Cobra ‘dormideira’: espécie é encontrada pela primeira vez no Ceará durante trabalho em roçado
Achado alerta para conservação de brejos de altitude e o cuidado com a biodiversidade desses espaços
As matas cearenses ainda guardam uma biodiversidade desconhecida. Moradores de Guaramiranga, no Maciço de Baturité, encontraram uma espécie conhecida como cobra dormideira (Dipsas indica) analisada por profissionais do Museu de História Natural do Ceará. Essa é a primeira vez que o animal foi registrado no Ceará.
O achado aconteceu durante o trabalho no roçado – como são chamados os terrenos onde há cultivo – e analisados por cientistas do Museu ligado à Universidade Estadual do Ceará (Uece), em 2022. Mas só no último mês o registro foi publicado em artigo científico.
O “Novo registro e distribuição geográfica de Dipsas indica Laurenti, 1768 no estado do Ceará, Nordeste do Brasil” foi divulgado na edição de setembro das Notas de História Natural & Distribuição Geográfica da Sociedade Brasileira de Herpetologia.

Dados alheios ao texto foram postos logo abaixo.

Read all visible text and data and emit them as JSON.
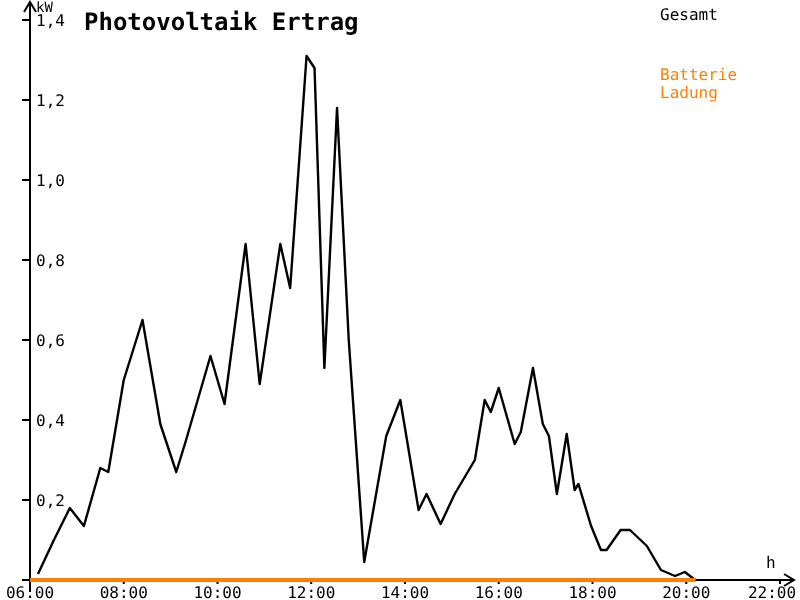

Existem 71 espécies de serpentes catalogadas pela Secretaria do Meio Ambiente e Mudanças Climáticas do Ceará (Sema). A Dipsas indica não faz parte da lista, apesar de já ser conhecida pela Ciência em outros lugares.

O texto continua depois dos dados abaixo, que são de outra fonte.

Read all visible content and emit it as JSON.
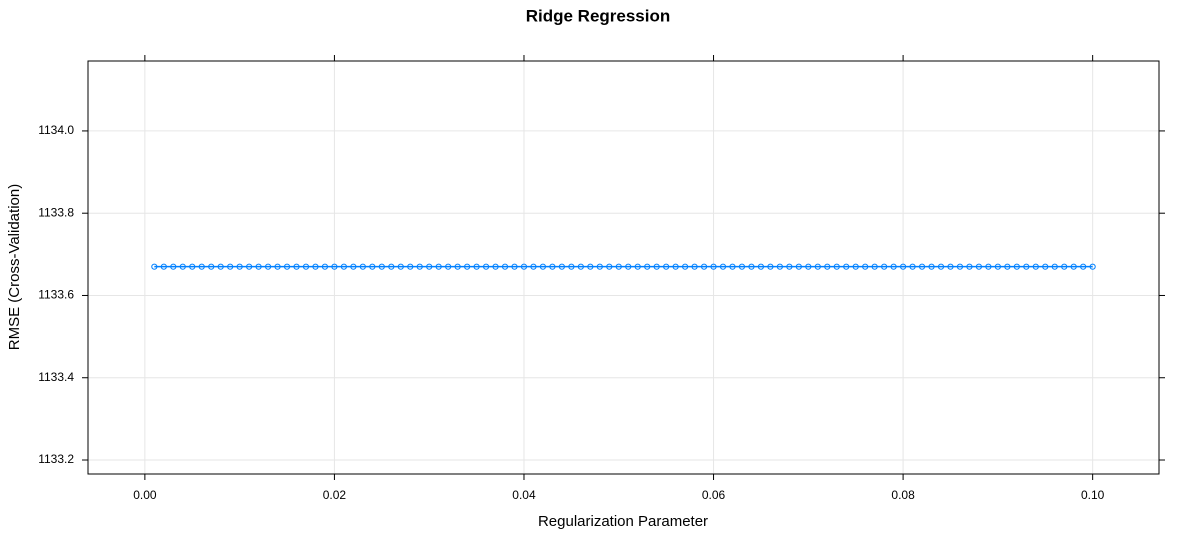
{
  "chart_data": {
    "type": "line",
    "title": "Ridge Regression",
    "xlabel": "Regularization Parameter",
    "ylabel": "RMSE (Cross-Validation)",
    "x": [
      0.001,
      0.002,
      0.003,
      0.004,
      0.005,
      0.006,
      0.007,
      0.008,
      0.009,
      0.01,
      0.011,
      0.012,
      0.013,
      0.014,
      0.015,
      0.016,
      0.017,
      0.018,
      0.019,
      0.02,
      0.021,
      0.022,
      0.023,
      0.024,
      0.025,
      0.026,
      0.027,
      0.028,
      0.029,
      0.03,
      0.031,
      0.032,
      0.033,
      0.034,
      0.035,
      0.036,
      0.037,
      0.038,
      0.039,
      0.04,
      0.041,
      0.042,
      0.043,
      0.044,
      0.045,
      0.046,
      0.047,
      0.048,
      0.049,
      0.05,
      0.051,
      0.052,
      0.053,
      0.054,
      0.055,
      0.056,
      0.057,
      0.058,
      0.059,
      0.06,
      0.061,
      0.062,
      0.063,
      0.064,
      0.065,
      0.066,
      0.067,
      0.068,
      0.069,
      0.07,
      0.071,
      0.072,
      0.073,
      0.074,
      0.075,
      0.076,
      0.077,
      0.078,
      0.079,
      0.08,
      0.081,
      0.082,
      0.083,
      0.084,
      0.085,
      0.086,
      0.087,
      0.088,
      0.089,
      0.09,
      0.091,
      0.092,
      0.093,
      0.094,
      0.095,
      0.096,
      0.097,
      0.098,
      0.099,
      0.1
    ],
    "values": [
      1133.67,
      1133.67,
      1133.67,
      1133.67,
      1133.67,
      1133.67,
      1133.67,
      1133.67,
      1133.67,
      1133.67,
      1133.67,
      1133.67,
      1133.67,
      1133.67,
      1133.67,
      1133.67,
      1133.67,
      1133.67,
      1133.67,
      1133.67,
      1133.67,
      1133.67,
      1133.67,
      1133.67,
      1133.67,
      1133.67,
      1133.67,
      1133.67,
      1133.67,
      1133.67,
      1133.67,
      1133.67,
      1133.67,
      1133.67,
      1133.67,
      1133.67,
      1133.67,
      1133.67,
      1133.67,
      1133.67,
      1133.67,
      1133.67,
      1133.67,
      1133.67,
      1133.67,
      1133.67,
      1133.67,
      1133.67,
      1133.67,
      1133.67,
      1133.67,
      1133.67,
      1133.67,
      1133.67,
      1133.67,
      1133.67,
      1133.67,
      1133.67,
      1133.67,
      1133.67,
      1133.67,
      1133.67,
      1133.67,
      1133.67,
      1133.67,
      1133.67,
      1133.67,
      1133.67,
      1133.67,
      1133.67,
      1133.67,
      1133.67,
      1133.67,
      1133.67,
      1133.67,
      1133.67,
      1133.67,
      1133.67,
      1133.67,
      1133.67,
      1133.67,
      1133.67,
      1133.67,
      1133.67,
      1133.67,
      1133.67,
      1133.67,
      1133.67,
      1133.67,
      1133.67,
      1133.67,
      1133.67,
      1133.67,
      1133.67,
      1133.67,
      1133.67,
      1133.67,
      1133.67,
      1133.67,
      1133.67
    ],
    "color": "#0080ff",
    "markers": true,
    "xlim": [
      -0.006,
      0.107
    ],
    "ylim": [
      1133.166,
      1134.17
    ],
    "xticks": [
      {
        "value": 0,
        "label": "0.00"
      },
      0.02,
      0.04,
      0.06,
      0.08,
      {
        "value": 0.1,
        "label": "0.10"
      }
    ],
    "yticks": [
      1133.2,
      1133.4,
      1133.6,
      1133.8,
      {
        "value": 1134,
        "label": "1134.0"
      }
    ],
    "grid": true
  }
}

“A dormideira é uma espécie típica de florestas e ocorre naturalmente no Brasil de forma disjunta: com populações na Amazônia, na Mata Atlântica e agora na Serra de Baturité”, descreve Rodrigo Gonzalez, um dos autores do artigo e curador das Coleções de Herpetologia (estudo de anfíbios e répteis) do Museu de História Natural do Ceará.
É possível que essa espécie esteja presente em outros brejos de altitude. Esse termo é dado para áreas situadas no perímetro das secas, no interior do Nordeste, com clima tropical úmido ou subúmido. Por causa da altitude, esses lugares têm características da Mata Atlântica.

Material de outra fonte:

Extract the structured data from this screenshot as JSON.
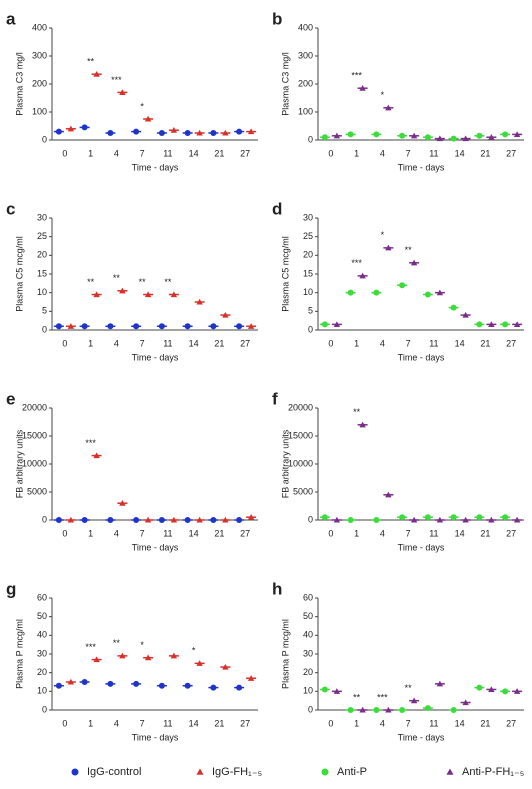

O animal passa por uma análise científica para comparação com outras espécies em um trabalho maior. A orientação dos especialistas é que a população, ao encontrar um animal silvestre, acione o Batalhão de Polícia de Meio Ambiente ou outros órgãos ambientais.
Como identificar a dormideira?
A cobra dormideira é de pequeno porte, alcançando menos do que 1 metro de extensão, sendo considerada inofensiva. A espécie vive em árvores e tem hábitos noturnos. Uma característica marcante são os olhos bem grandes e a pupila elíptica.
Mas, o que a cobra dormideira come? Em geral, caracois e lesmas “pois possui adaptações na mandíbula que a permitem arrancar os animais das conchas antes de se alimentar”, detalha Rodrigo Gonzalez.
É comum que algumas pessoas possam confundir a cobra dormideira com a jararaca (Bothrops jararaca), mas as duas têm mais diferenças do que similaridades.
“A principal semelhança entre esses dois bichos está no padrão de coloração. As pessoas confundem muito com a jararaca comum, mas as semelhanças ficam por aí – elas são de famílias diferentes e a jararaca é um bicho mais terrestre, se alimenta de roedores e tem veneno”, diferencia Rodrigo.
Preservação dos brejos
O achado da espécie que não havia sido registrada até então tem vários desdobramentos, como avalia o pesquisador. “Em primeiro lugar, esse registro expande a distribuição da espécie significativamente, pois ela representa um ponto isolado em uma área florestada no meio da caatinga e separado das demais populações por centenas de quilômetros”, completa.
O pesquisador lembra que a teoria dos refúgios sugere que a Amazônia e a Mata Atlântica foram unidas no passado e que essa conexão se extinguiu ao longo do tempo por causa das mudanças do relevo e clima da América do Sul.
“No entanto, algumas áreas teriam sobrevivido a essas mudanças, conservando elementos da flora e da fauna tanto da Amazônia, quanto da Mata Atlântica até os dias de hoje”, detalha. Já pensou?
“A descoberta da Dipsas indica na Serra de Baturité é mais um caso que ilustra esse fato, assim como outras espécies como a Cobra-Cipó (Chironius dracomaris), a Malha-de-Fogo (Lachesis rhombeata) e a Jararaca-Verde (Bothrops bilineatus)”, lista.
Em resumo, o achado ressalta a importância de conservar os brejos de altitude, “que funcionam como um oásis e o único refúgio para diversas espécies que não sobreviveriam na caatinga ao redor”, como avalia.
“Proteger essas florestas é essencial para cuidar da rica e complexa biodiversidade do Ceará”, conclui.